Security experts traditionally have been hesitant to calculate the actual cost associated with bug fixes because there are so many variables, including the severity of the vulnerability, differences in man-hour rates, and the makeup of the actual fix.
But with the call for more secure coding ringing louder all the time, enterprises are faced with looking more closely at how much they must spend to fix holes in their applications. Jeremiah Grossman, CTO of WhiteHat Security, recently conducted an informal poll about the costs to enterprises for fixing bugs in their Web applications. He went with a relatively conservative estimate, calculating that it takes about 40 man-hours at $100 per hour to fix one vulnerability in a Website, or $4,000. And given that WhiteHat finds an average of seven vulnerabilities per Website, it comes out to about $28,000 to remediate a Website.

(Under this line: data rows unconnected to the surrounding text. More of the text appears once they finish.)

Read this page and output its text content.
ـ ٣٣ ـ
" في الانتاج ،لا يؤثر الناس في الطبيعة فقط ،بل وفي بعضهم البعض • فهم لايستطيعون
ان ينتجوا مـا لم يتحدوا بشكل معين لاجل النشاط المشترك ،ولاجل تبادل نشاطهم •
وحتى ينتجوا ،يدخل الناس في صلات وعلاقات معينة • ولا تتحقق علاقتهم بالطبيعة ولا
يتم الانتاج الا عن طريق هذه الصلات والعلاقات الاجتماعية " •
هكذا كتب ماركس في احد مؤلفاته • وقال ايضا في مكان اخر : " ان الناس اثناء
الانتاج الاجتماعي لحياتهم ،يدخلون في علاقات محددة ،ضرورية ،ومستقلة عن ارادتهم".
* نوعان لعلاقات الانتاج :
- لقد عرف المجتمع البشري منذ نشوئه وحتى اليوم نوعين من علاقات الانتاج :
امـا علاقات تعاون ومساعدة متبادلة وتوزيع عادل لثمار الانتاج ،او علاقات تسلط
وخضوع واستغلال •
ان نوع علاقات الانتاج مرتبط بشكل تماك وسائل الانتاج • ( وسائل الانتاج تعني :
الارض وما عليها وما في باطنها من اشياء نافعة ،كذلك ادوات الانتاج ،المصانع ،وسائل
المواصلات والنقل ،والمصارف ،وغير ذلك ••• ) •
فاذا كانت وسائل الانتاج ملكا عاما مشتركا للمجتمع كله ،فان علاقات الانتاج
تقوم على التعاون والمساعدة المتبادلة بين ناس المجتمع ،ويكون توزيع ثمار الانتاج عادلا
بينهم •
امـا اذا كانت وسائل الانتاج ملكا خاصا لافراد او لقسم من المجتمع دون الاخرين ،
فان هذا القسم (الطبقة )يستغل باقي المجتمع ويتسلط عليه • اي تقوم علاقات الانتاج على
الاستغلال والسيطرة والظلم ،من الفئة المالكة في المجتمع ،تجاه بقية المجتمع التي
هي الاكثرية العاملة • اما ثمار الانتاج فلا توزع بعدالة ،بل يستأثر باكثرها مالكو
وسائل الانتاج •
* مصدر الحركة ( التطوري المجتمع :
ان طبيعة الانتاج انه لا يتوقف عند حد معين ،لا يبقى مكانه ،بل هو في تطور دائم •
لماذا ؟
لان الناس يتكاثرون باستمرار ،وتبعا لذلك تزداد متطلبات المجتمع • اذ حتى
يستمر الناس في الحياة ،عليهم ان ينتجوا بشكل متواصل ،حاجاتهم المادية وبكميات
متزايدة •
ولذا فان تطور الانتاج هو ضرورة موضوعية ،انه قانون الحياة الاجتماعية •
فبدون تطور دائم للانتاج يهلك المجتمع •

I think that fixing vulnerability without looking at the whole picture is a common mistake there should be a complete vulnerability management process in place in order to mitigate the risk from getting hacked. The Common Vulnerability Scoring System (CVSS) brings a various vulnerability properties, such as priority, exploitability and impact. It provides a way to score vulnerability so it can inform about the severity of the hole however it still needs to be enhanced with business-value and threat data.
Also we should be prepared for the zero-day vulnerability by including a heavily built amount of hardening and involving a careful network and host security monitoring to make us aware of what’s happening.